The researchers then looked at the other loans available to these short-term borrowers and found that 75% also had traditional loans.

“When we talk to traditional lenders, the message is, ‘These are your customers,’ Pagel said. “Your customers are active in this market. There is something that they are doing that you do not completely fill their wallet with.

Komos and Pagel then compared people with the same risk profiles in TransUnion’s alternative credit bureau and normal credit reports.

Those in the Alternative Database received much smaller personal loans – just under $ 2,000, compared to just under $ 3,000 for clients with normal credit records.

“The way they view credit may be slightly different,” Komos said. “They can say, ‘I only need $ 2,000, so don’t give me $ 3,000. That’s all I want.’ It comes down to the idea that if you think it is a short term loan or a personal loan, you have a fixed payment, a fixed term, you know exactly how much you owe and you know when. it will be over.
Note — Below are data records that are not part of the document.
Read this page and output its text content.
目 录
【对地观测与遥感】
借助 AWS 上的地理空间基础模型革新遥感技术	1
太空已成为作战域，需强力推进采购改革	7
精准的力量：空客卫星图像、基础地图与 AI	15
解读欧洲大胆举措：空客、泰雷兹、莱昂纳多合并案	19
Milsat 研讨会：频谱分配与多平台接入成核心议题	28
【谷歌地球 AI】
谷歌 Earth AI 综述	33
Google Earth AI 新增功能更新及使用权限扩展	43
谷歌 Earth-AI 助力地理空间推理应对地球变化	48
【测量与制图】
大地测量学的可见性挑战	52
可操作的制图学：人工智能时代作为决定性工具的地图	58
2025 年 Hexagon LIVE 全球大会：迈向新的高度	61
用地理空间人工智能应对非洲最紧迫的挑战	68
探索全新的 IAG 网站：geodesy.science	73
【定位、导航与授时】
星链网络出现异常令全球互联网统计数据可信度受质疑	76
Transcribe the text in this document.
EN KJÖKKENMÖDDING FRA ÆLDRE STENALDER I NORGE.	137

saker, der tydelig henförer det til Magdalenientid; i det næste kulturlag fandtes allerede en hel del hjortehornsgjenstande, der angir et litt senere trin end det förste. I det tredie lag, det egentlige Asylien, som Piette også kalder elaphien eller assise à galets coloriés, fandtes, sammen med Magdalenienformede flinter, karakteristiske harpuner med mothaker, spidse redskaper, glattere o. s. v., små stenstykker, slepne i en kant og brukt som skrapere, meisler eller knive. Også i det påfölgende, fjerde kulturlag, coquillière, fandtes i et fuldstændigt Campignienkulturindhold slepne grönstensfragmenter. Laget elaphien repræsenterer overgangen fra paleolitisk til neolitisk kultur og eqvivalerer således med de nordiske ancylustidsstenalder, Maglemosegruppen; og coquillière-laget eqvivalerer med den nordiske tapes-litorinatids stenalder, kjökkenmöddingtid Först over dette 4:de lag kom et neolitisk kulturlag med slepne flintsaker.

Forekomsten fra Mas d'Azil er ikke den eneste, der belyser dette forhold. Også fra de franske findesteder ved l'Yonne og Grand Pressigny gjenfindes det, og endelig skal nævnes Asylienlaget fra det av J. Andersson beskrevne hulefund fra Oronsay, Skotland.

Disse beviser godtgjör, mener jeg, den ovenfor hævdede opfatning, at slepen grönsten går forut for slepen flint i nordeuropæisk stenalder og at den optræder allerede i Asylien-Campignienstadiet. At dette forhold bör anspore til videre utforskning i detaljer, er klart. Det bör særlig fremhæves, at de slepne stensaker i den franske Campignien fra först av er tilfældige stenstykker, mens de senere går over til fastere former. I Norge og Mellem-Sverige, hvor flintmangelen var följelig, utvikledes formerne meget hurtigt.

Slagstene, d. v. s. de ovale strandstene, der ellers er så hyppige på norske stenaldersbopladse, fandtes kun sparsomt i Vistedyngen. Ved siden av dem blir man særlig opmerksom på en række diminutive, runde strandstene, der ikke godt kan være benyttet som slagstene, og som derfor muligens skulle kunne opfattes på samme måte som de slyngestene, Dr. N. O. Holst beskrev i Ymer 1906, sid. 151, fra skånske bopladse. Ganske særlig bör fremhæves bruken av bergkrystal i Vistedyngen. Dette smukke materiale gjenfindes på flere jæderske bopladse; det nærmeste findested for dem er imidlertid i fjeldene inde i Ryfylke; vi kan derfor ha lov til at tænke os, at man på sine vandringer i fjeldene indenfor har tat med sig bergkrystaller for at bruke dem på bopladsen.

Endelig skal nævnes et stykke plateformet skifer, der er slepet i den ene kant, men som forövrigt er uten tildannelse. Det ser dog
It might be easier to manage for many people than a credit card, that you could easily slip by and all of a sudden your payments are unmanageable.

Researchers note that people who use alternative loans disproportionately use more auto and personal loans.

“The look and feel of a personal loan could be more similar to that of a short term loan,” Pagel said. “Maybe it’s just more familiar to them. Auto loans can be explained because unless you live in New York, everyone needs a car. So they get these products disproportionately, but they also have bank cards, private label cards, so they’re active in all of those markets.

The bottom line, the researchers say, is that there are 20 million consumers at risk that a lender could easily shut out. But some of them are creditworthy.

For example, people who resort to short-term alternative loans repeatedly have lower default rates on traditional credit than those who only get payday loan every now and then.

“So people who use short-term alternative loans to finance their lives learn good credit behaviors,” Pagel said. “They learn to make sure they have the money in their bank account when the loan is due.

Underlying all of this is an unspoken argument for lenders to buy FactorTrust data from TransUnion, so they can see such behaviors and know what to look for in the loan applications they receive.